The storm did most damage in Arkansas, Oklahoma and Alabama.
Among those killed were two elderly sisters in the Oklahoma town of Tushka, where at least 25 people were injured.
In Alabama seven people died, including a mother and her two children. The other seven deaths were in rural areas of Arkansas.
The storms ripped up trees and power lines, tore roofs off houses, and scattered tractor-trailers across roads.
On Saturday local officials confirmed seven people had died in Alabama, adding to the earlier deaths in Oklahoma and Arkansas.
The dead included:
- A man and his baby daughter, killed after lightning felled a tree in Garland County, Arkansas
- A six-year-old boy killed by a falling tree in Bald Knob, Arkansas
- A woman killed when strong storm winds flipped over a mobile home in rural St Francis County, Arkansas
- A mother and her eight-year-old son were killed in Little Rock when a tree fell on a home and, outside the city, a tree fell on a vehicle, killing a man inside
As the storm howled through Crystal Springs, Arkansas, Eden Davis woke up, grabbed her young child and sat on the edge of the bed waiting to pull a mattress over both of them to shield the pair from flying debris, AP reported.

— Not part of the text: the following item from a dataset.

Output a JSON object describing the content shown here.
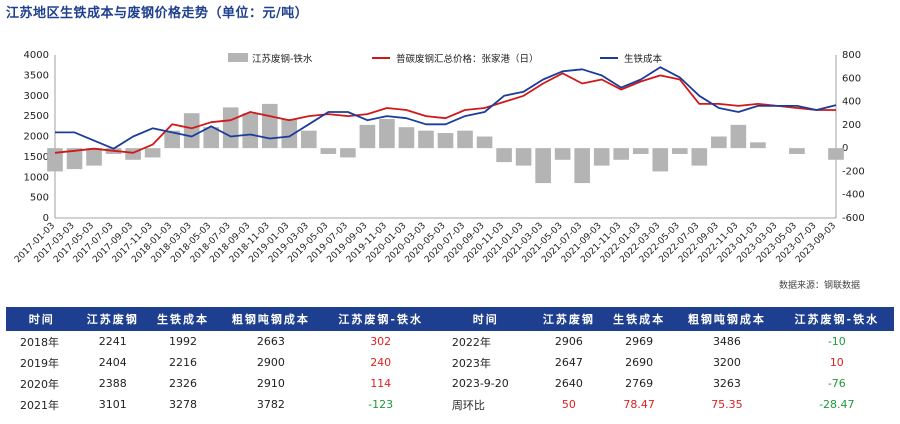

"I've never been so nervous about a storm," she said.
"I was asleep, but my fiance called me and told me to wake up and that I needed to watch the news because the weather was getting real bad."
While several tornados were reported, much of the damage in the south was attributed to straight-line winds - sudden, violent downbursts that struck with hurricane force in the middle of the night.
Meanwhile in Texas, a firefighter was killed while battling wildfires fanned by the strong winds.